There was a flicker, followed by the outline of a man toasting his slippers before a log fire.
Dewdrop changed position, the seashell cabin she’d bought from Scarborough plummeting noisily down the back of the radiator.
It was difficult to make out his face, but the man on the screen looked vaguely familiar...
Mr Wambach tugged his coat lapels together.
Hunching his shoulders, he raised one ruddy, wind-stung cheek and stared into the cruel midwinter’s sky.
It wasn’t terribly late but the British climate being what it was at this time of year meant that Greyminster was already blanketed by a gloomy half-light.
Every so often an ice-
cold blast would race round the corner of Bethlehem Drive. The glow of the street lamps only added to the general malaise, yellow fingerprints smeared unpleasantly across the tumbling snow.
Mr Wambach thought of home and a roaring log fire, it’s feathery smoke sauntering up the chimney.
...Dewdrop clambered over the headrest of her voluptuous armchair, not taking her eyes from the flickering screen.
Still holding the aerial above her head, she chanced a quick glance through the window.
Mr Wambach was rounding the corner. As he did so the image on the screen fizzled and turned back into snow.
“What sort of contraption is this?”
Dewdrop stared thoughtfully at the ribcage of metal in her hand, pointed it at the old people’s home across the street and watched the picture come back into focus...
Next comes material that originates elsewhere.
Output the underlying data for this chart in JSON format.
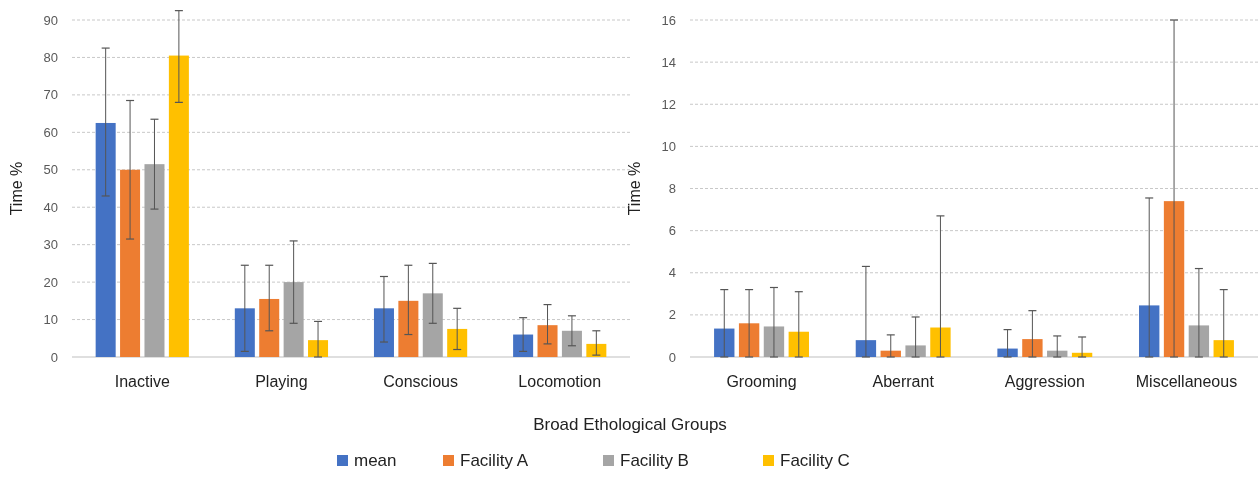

Irene Pootle, ninety-three years old and with a matching IQ, steered the tablespoon towards the crack that was her mouth. The glistening jelly was shovelled between her gums and then gnashed violently into a pulp.
Moments later most of it had escaped, lambasting the table in the fashion of lemmings.
Mary Ellen, the nurse who resembled a potato in knitted stockings, flattened her palms against her knees and bent over condescendingly. She readjusted the paper crown on the old dear’s head.
“Is there anything else I can get you, Mrs Pootle?”
In her haste to please, Mrs Pootle almost choked on her pudding.
“No thank you, dear. It’s very nice. Everything’s very nice.” Her gooseberry head bobbed up and down. “You’ve been very good to me…”
...Dewdrop could just make out a young woman in Victorian clothes on her mysterious set. An attractive girl frolicking barefoot through a meadow.
Woodpigeons cooed and a glassy river filled the air with summertime sounds. Huge dragonflies piloted themselves across the buttercups in the fashion of Sopwith Camels.